Dün gece Yer altı Edebiyatı üzerine açılmış bir sosyal medya sayfasında genç bir adam, kadınlar neden bütün erkekleri aynı kefeye koyup tecavüzcüler üzerinden hepimize küfrediyor, gece bizimle sevişip sabah feminist kesiliyorlar diye isyan etmiş. Birisi arkadaşlar sabah kalkıp kendinize evlenecek bir kız bulun ve onu böyle felaketlerden kurtarın demiş. Bunların bir edebiyat sayfasındaki eleştiriler olması benim daha çok dikkati çekti. Bu sayfaya üye olan genç adamların feminizmin frijit kadınlardan oluştuğunu düşünmesi, köyünden hiç çıkmamış adamdan daha kadınlar hakkında daha zır cahil olup bir tanesiyle evlenip onun hayatını kurtarmayı şaka da olsa dile getirmesi çok tiksindirici bir durumdu üstelik kendi cinsel organlarıyla süsledikleri cümlelerin de edebiyat sayfasındaki duruşu tüyler ürperticiydi.

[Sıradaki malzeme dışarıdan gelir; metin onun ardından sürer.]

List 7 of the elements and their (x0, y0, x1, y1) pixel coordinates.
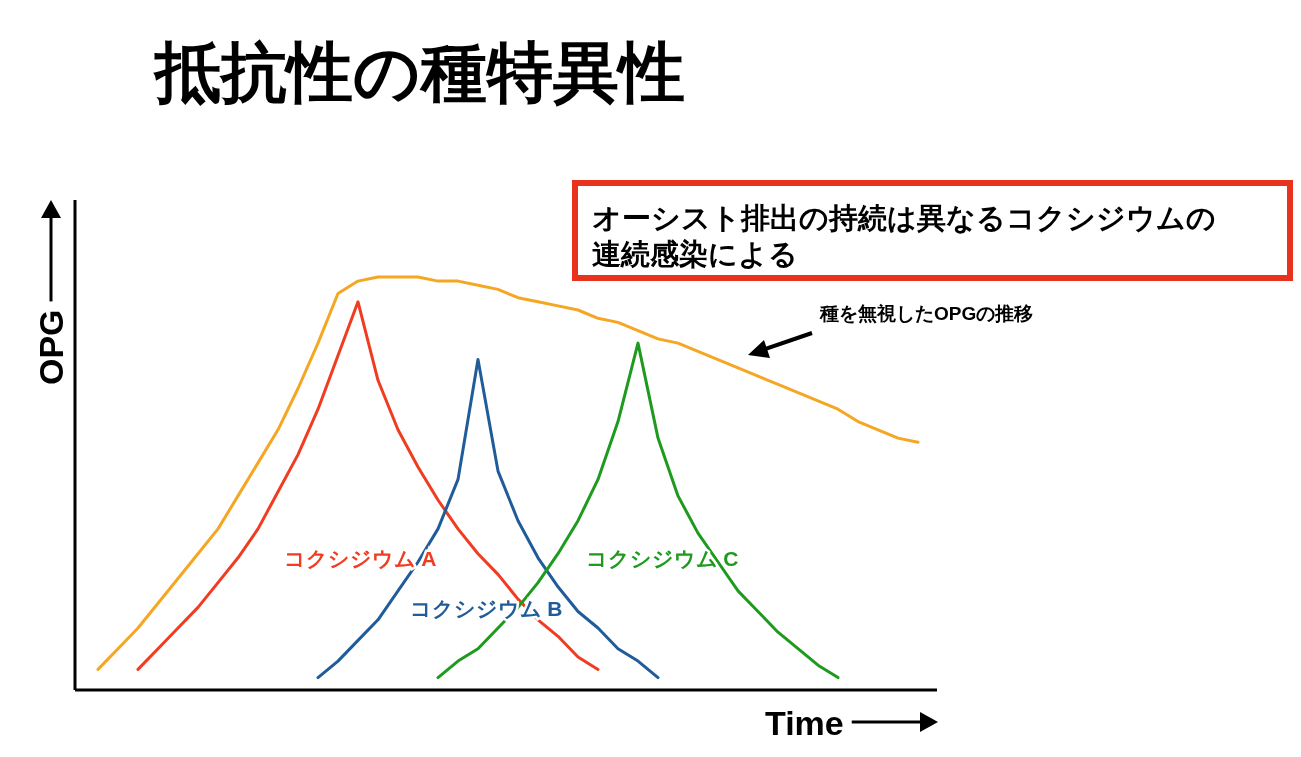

Elimde bir kitap yeni başladım sayılır adı Kafamda Bir Tuhaflık, en fazla hasta sonları okuyorum kitabı. Yüksek sesle evdekilerin de beni dinleyeceği şekilde sabahtan yatana kadar dinlenerek iki hafta sonu uzun bir yol aldım. Orada Mevlüt adında bir kahraman var. Çocukluğunda beri hep çalışıp hayatı gözlemliyor. Onun işi hep sokaklarda bir şeyler satmak. Geceleri boza gündüzleri yoğurt, dondurma, pilav nohut satıyor. Yaptığı tüm işleri canla başla evine para götürmek için yapıyor hiç erinmiyor işini yaparken. Hayatı boyunca en yakın arkadaşı çocukluktan beri tanıdığı Ferhat bir de karısını ve kızlarını çok seviyor. İşini bitirdiğinde koşarak karısının yanına gidiyor ona çalışırken başına gelenleri anlatıyor. Tek odalı evlerinde onunla seviştiği anlar en mutlu anları. Çocuklarını çocuk saflığında seviyor onlarla oyun oynamaktan büyük zevk alıyor. Karısı da kocasına çok düşkün ona işinde yardım edip çok yorulmaktan hiç şikayet etmiyor. Okuduğum hikayenin içindeki bu iyi insanlar onların mutlulukları benim de çok hoşuma gidiyor. İçimdeki saf çocuk yanım besleniyor keyifleniyor okurken. Artık yaşlandığım için belki de suni yaratılmış kötülükleri seyretmekten ya da okumaktan hoşlanmıyorum. Hayatın içinde şahit bırakıldıklarımız yüzünden yazma konusunda da pek hevesli değilim. Kendime ördüğüm duvarlar yüzünden belki de ne ben kıpırdaya biliyorum ne de yazıp insanlara dokunmak geçiyor içimden.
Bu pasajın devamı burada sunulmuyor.